HashBackup found good blocks in the remote arc files to correct bad blocks in the local arc.0.0 file. It will correct remote files the same way, as long as someone has a good block. If no one has a good block, the block is deleted, then the files using it are marked truncated in the backup. They will be re-saved on the next backup if they are still in the live filesystem.

  1. What happens if you lose your local disk, and the local hb directory? The recover command reconstructs it from the remote backup. First save the key.conf and dest.conf files. That’s normally done right after a new backup is initialized. Then wipe out the hb directory, restore key.conf and dest.conf, and run recover to get everything else. Then run selftest -v4 to download all remote arc data and check that everything is consistent:

[root@hbtest ~]# cp hb/key.conf hb/dest.conf .
[root@hbtest ~]# rm hb/*
[root@hbtest ~]# cp key.conf dest.conf hb
[root@hbtest ~]# ls -l hb
total 8
-rw-r–r-- 1 root root 262 Sep 21 03:20 dest.conf
-r-------- 1 root root 301 Sep 21 03:20 key.conf

[root@hbtest ~]# hb recover -c hb
HashBackup #2493 Copyright 2009-2021 HashBackup, LLC
Backup directory: /root/hb
Using destinations in dest.conf
Destinations you have setup are: storj amzs3
Specify a destination to use for recovering backup files

[root@hbtest ~]# hb recover -c hb storj
HashBackup #2493 Copyright 2009-2021 HashBackup, LLC
Backup directory: /root/hb
Using destinations in dest.conf

Recovering backup files from destination: storj
Files will be copied to: /root/hb

Proceed with recovery? yes

Removed /root/hb/dest.db
Getting dest.db from storj
Getting hb.db from storj
Queueing hb.db files

Waiting for /root/hb/hb.db.3
Loading hb.db.3
Verified hb.db.3 signature

Loading hb.db.2
Verified hb.db.2 signature

Waiting for /root/hb/hb.db.1
Loading hb.db.1
Verified hb.db.1 signature

Verified hb.db signature
Checking db integrity
Removing hb.db.N files
Queueing arc files from storj
Waiting for 2 arc files…

Backup files recovered to: /root/hb
Verify the backup with the selftest command:
$ hb selftest -c hb
If inex.conf was customized, restore it with the hb get command.

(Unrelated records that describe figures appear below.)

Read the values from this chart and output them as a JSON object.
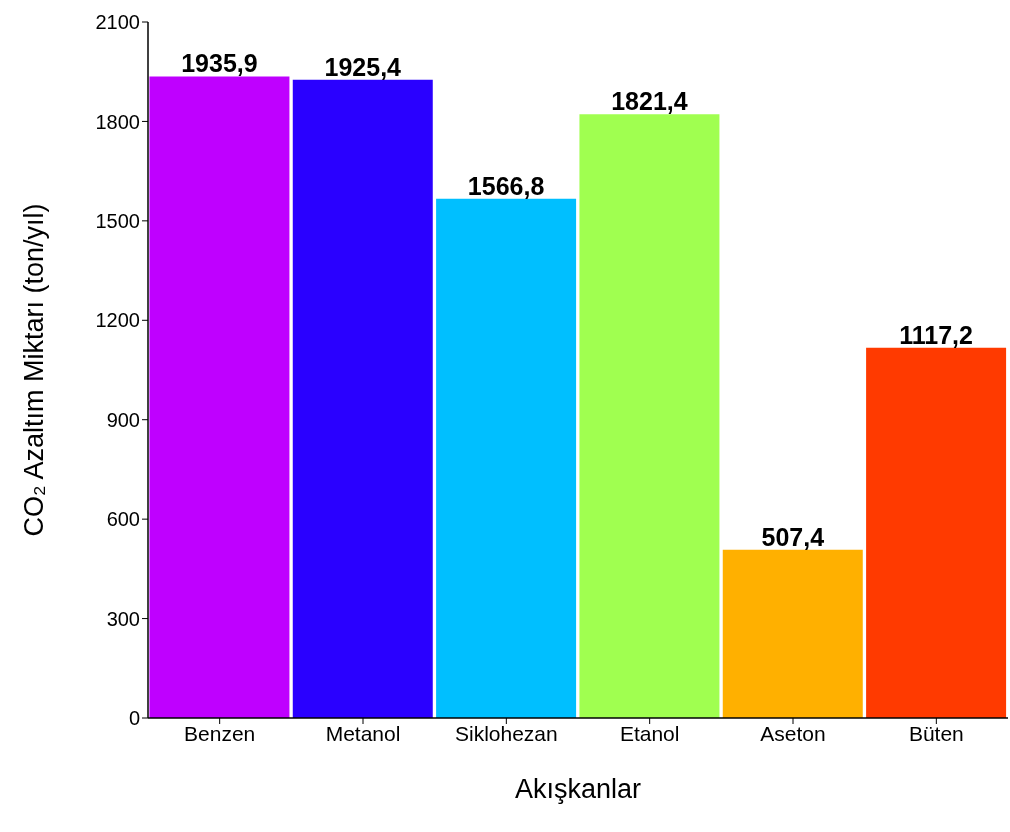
{
  "chart_data": {
    "type": "bar",
    "xlabel": "Akışkanlar",
    "ylabel": "CO₂ Azaltım Miktarı (ton/yıl)",
    "categories": [
      "Benzen",
      "Metanol",
      "Siklohezan",
      "Etanol",
      "Aseton",
      "Büten"
    ],
    "values": [
      1935.9,
      1925.4,
      1566.8,
      1821.4,
      507.4,
      1117.2
    ],
    "value_labels": [
      "1935,9",
      "1925,4",
      "1566,8",
      "1821,4",
      "507,4",
      "1117,2"
    ],
    "colors": [
      "#bf00ff",
      "#2a00ff",
      "#00bfff",
      "#a0ff50",
      "#ffb000",
      "#ff3a00"
    ],
    "ylim": [
      0,
      2100
    ],
    "yticks": [
      0,
      300,
      600,
      900,
      1200,
      1500,
      1800,
      2100
    ],
    "grid": false,
    "legend": false
  }
}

[root@hbtest ~]# hb selftest -c hb -v4 ← v4 downloads arc files
HashBackup #2493 Copyright 2009-2021 HashBackup, LLC
Backup directory: /root/hb
Most recent backup version: 1
Using destinations in dest.conf
Checking all versions
Checking database readable
Checked database readable
Checking database integrity
Checked database integrity
Checking dedup table
Checked dedup table
Checking paths I
Checked paths I
Checking keys
Checked keys
Checking arcs I
Checked arcs I
Checking blocks I
Getting arc.0.1 from amzs3, storj
Checking arc.0.1
Checked arc.0.1 from amzs3
Checked arc.0.1 from storj
Checked arc.0.1 from (local)
Getting arc.1.0 from amzs3, storj
Checking arc.1.0
Checked arc.1.0 from amzs3
Checked arc.1.0 from storj
Checked arc.1.0 from (local)
Checked 703 blocks I
Checking refs I
Checked 1283 refs I
Checking arcs II
Checked arcs II
Checking files
Checked 9 files
Checking paths II
Checked paths II
Checking blocks II
Checked blocks II
No errors

Everything’s good to go again.

The default number of threads for HashBackup uploads/downloads is 2. If you want to increase it, add a line “workers 4” to dest.conf to set the number of threads to 4. I ran some tests on a very small VM (512K of RAM) and had lots of “out of memory” problems. HashBackup recovers from these (it does 10 retries by default), but it’s probably best to start with the default of 2 workers, monitor your free memory during the backup, and gradually increase if it makes sense and improves performance.

Have fun!
Jim

12 Likes

Hello @hashbackup ,

I would like to thank you for sharing this instruction!